The orchestra below was used as a gladiator arena for animal fights during the first, second, and mid-third centuries AD. This area was encircled by carved panels and marble balls to prevent animal escape. The partially-standing two-storey stage building with its colonnaded architecture and sculpted decorations can be dated back to the middle of the second century AD.
Additionally, the most remarkable feature of the theatre is the array of mythological reliefs that adorn the podium’s face. These reliefs depict nymphs personifying the Aksu River, the god of wine and theatre founder Dionysus, and other local gods of Perge. Sadly, these exquisite reliefs were damaged due to the collapse of the stage building.
The stadium on the right of the asphalt road leading to the town from the theater is one of the best-preserved structures from antiquity. This huge rectangular building measuring 34×334 meters is horseshoe-shaped at the northern end and the south side is open. There are seventy vaulted rooms beneath the stadium, all connected to each other and leading into a theater with three compartments. Inscribed on the walls are the names of the owners and a list of the articles for sale, indicating that they were shops. The rows of seats on the arched rooms provide seating for up to 12,000 people. Originally built for chariot races and entertainment in the second century A.D., it was converted into an arena surrounded by a protective cage at the northern end of the stadium when gladiatorial combat and wild animal shows became popular in the middle of the third century A.D.

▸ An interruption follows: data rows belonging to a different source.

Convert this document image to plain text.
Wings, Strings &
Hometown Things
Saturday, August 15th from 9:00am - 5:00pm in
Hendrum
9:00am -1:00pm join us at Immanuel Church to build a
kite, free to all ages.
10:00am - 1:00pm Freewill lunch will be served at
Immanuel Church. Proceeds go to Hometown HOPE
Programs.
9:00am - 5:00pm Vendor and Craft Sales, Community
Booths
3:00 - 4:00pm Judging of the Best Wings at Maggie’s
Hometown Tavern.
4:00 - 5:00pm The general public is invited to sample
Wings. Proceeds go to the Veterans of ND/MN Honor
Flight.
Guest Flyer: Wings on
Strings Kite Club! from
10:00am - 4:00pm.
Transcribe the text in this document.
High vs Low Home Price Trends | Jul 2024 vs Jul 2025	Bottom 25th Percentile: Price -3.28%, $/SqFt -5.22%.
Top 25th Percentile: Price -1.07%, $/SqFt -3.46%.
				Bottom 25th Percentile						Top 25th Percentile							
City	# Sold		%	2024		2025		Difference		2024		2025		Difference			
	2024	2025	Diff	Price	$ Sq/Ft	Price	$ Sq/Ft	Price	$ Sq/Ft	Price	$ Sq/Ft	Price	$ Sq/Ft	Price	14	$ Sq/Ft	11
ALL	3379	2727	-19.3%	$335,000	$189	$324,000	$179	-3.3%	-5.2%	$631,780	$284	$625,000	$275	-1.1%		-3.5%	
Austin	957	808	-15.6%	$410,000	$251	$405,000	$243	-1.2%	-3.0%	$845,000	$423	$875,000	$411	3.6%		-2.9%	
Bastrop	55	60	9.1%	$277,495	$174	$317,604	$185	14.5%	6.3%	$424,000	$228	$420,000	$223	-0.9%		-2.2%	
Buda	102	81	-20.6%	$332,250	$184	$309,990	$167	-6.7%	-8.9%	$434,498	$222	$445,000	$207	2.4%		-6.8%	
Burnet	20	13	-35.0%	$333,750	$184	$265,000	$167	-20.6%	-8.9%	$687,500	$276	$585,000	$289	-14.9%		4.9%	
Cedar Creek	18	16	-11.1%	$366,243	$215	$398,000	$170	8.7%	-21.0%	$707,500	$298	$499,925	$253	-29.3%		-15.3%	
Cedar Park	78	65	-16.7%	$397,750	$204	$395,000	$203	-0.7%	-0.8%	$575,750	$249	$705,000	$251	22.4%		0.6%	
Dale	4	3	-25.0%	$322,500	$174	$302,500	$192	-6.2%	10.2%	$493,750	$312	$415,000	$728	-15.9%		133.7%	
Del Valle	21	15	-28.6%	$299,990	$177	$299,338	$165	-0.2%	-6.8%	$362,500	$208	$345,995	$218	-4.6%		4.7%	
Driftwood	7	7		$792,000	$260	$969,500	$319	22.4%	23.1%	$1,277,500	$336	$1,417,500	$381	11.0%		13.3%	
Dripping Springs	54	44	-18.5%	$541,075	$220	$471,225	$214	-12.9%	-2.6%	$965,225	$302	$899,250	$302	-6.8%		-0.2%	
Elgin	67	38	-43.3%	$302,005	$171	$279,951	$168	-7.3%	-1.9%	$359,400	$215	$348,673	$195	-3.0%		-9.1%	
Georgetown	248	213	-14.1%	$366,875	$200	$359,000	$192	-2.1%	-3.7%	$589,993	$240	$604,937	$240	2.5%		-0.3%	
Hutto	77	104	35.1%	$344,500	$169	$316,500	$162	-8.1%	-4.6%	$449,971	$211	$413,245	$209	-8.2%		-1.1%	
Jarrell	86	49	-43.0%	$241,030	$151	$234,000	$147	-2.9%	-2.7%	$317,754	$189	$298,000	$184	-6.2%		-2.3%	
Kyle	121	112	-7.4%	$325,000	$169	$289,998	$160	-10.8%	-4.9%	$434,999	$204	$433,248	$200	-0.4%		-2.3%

The renowned sarcophagus in Perge, known as the Plancius Verus, belongs to the daughter of the Governor of Bithynia, Plancia Magna. Plancia Magna was a woman of considerable wealth and civic consciousness, who held the reins of all public affairs in Perge. She was also the Mother Nun of Planners Mother Goddess Magna, Chief Priestess of Artemis Pergaia and Priestess of the Imperial Cults.


A large part of Perge are surrounded by walls some of which dating back to the Hellenistic period. On top of the fortifications 12 – 13 meter high towers were built but during the Pax Romana the fortifications lost their importance ensuring with the lasting peace and tranquility and the buildings such as theaters and stadiums were built beyond the walls without fear. After the entrance gate at the beginning of the city walls, there is a monumental fountain that was built in honor of emperor Septimus Severus. The pieces of monumental fountain and the sculptures of Perge  are on dislay in Antalya museum today.


Perge is an ancient city located in Antalya, Turkey. It is one of the best-preserved ruins in the country and contains a wealth of ancient ruins, including a theatre, baths, a temple, a council chamber, and more. It was once a major port in the region and an important cultural center as well. The ruins in Perge are impressive and fascinating and are sure to captivate any visitor. The theater, for example, is one of the best-preserved in the country and is still used for performances today.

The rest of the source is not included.